Comédie décapante de Wes Anderson, qui impose son style si particulier, articulé autour d’un univers dépressif mais pourtant haut en couleur et d'une
mise en scène décalée et jouissive. Sa caméra tantôt filme des plans frontaux
et terriblement symétriques, tantôt s’agite et tourne brusquement à droite ou à
gauche, tantôt elle s’arrête à la surface du plan, tantôt fonce dans la
profondeur de champ.
Mais, sous ses dehors légers et sa mise en scène amusante, le film
aborde des sujets graves (jusqu’aux images gore d'un suicide en filmant le sang s'écoulant des poignets de Richie dans le lavabo). Les enfants
Tenenbaum ont beau être géniaux, ils deviennent des adultes asociaux et
dépressifs : on retrouve le thème qui traverse bien des films de Anderson,
à savoir cette quête existentielle, quête parfois achevée et vaine, avec des
adultes, incapables d’agir ou puérils. Ici, tous autant qu’ils sont, parents et
enfants, déchirés, perdus, maniaques, sont incapables d’aimer et d’être aimés.
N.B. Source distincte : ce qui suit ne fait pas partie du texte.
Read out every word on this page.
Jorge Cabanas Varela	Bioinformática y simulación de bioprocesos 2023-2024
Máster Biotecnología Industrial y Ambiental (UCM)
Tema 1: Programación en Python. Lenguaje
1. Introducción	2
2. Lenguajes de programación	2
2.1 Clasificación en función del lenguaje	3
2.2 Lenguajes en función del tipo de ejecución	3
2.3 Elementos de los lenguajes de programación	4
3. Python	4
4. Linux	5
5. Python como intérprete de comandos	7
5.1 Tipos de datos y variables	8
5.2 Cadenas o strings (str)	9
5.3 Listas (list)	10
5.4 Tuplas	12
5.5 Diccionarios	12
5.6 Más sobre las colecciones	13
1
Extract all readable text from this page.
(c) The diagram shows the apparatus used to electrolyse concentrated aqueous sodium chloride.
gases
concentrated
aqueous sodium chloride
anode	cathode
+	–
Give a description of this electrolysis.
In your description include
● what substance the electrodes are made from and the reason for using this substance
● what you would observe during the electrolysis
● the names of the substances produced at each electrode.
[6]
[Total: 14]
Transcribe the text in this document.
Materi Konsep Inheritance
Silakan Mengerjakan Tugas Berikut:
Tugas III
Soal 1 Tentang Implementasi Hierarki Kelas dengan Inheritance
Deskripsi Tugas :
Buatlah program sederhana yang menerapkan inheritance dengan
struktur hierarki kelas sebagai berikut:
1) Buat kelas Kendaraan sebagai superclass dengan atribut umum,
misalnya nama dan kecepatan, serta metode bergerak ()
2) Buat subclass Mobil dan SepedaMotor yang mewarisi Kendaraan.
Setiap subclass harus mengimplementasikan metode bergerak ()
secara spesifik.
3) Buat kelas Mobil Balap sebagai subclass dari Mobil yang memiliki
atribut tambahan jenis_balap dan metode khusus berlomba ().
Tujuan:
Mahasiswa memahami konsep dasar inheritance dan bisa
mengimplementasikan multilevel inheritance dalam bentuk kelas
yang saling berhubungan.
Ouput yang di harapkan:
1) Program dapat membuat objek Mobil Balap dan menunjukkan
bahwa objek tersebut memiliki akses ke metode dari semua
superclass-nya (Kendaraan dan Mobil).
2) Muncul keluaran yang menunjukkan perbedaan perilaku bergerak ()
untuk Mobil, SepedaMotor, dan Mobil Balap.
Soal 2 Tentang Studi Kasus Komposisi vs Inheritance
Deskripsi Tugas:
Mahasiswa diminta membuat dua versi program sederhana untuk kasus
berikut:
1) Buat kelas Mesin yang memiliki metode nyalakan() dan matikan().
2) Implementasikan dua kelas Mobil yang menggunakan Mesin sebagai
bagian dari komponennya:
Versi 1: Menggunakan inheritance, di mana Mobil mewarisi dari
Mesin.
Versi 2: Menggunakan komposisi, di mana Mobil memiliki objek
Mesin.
Le cœur du film est la survenue du père qui veut se réconcilier avec
sa famille. Et, des trois enfants, si Richie l’accueille volontiers, si Margot
se veut indifférente, c’est Chas qui le rejette violemment. La réconciliation
du père avec sa famille passera donc par une réconciliation entre Royal et
Chas. Anderson choisit alors de les opposer une grande partie du film : on ne les voit pas
ensemble à l’image. Ils se croisent bien une ou deux fois (ils sont par exemple
filmés génialement de manière latérale dans la pièce de jeu), mais leur
réconciliation passera par l’image : ils seront réconciliés lorsqu’ils
pourront partager le cadre sereinement. C’est ainsi que, en fin de film, après
que Royal sauvera les enfants, on les trouvera côte à côte. On comprend alors
que Chas soit seul à assister à la mort de Royal et que, ensuite, il se
retrouve seul dans le cadre. C’est ainsi que Anderson, derrière une apparence
de truculence et de jeux tout feu tout flamme avec ses personnages, construit
avec une rigueur parfaite chaque plan et fait progresser impeccablement sa
narration.
Fort de ses succès précédents, Anderson se permet un casting
prestigieux (tout en restant fidèle à plusieurs acteurs), au milieu duquel
trône un Gene Hackman truculent. Il compose un Royal Tenenbaum au ton détaché,
ironique, faussement affecté qui sert de ressort permanent au film. Il intègre
complètement cet esprit décalé très wes-andersonien tenu par Bill Murray dans d'autres films (on le retrouve ici, toujours aussi dépressif et mutique, mais dans un petit
rôle).
Et le film parvient à cet équilibre difficile entre rire et
dépression, humour et tragédie, burlesque et profonde tristesse.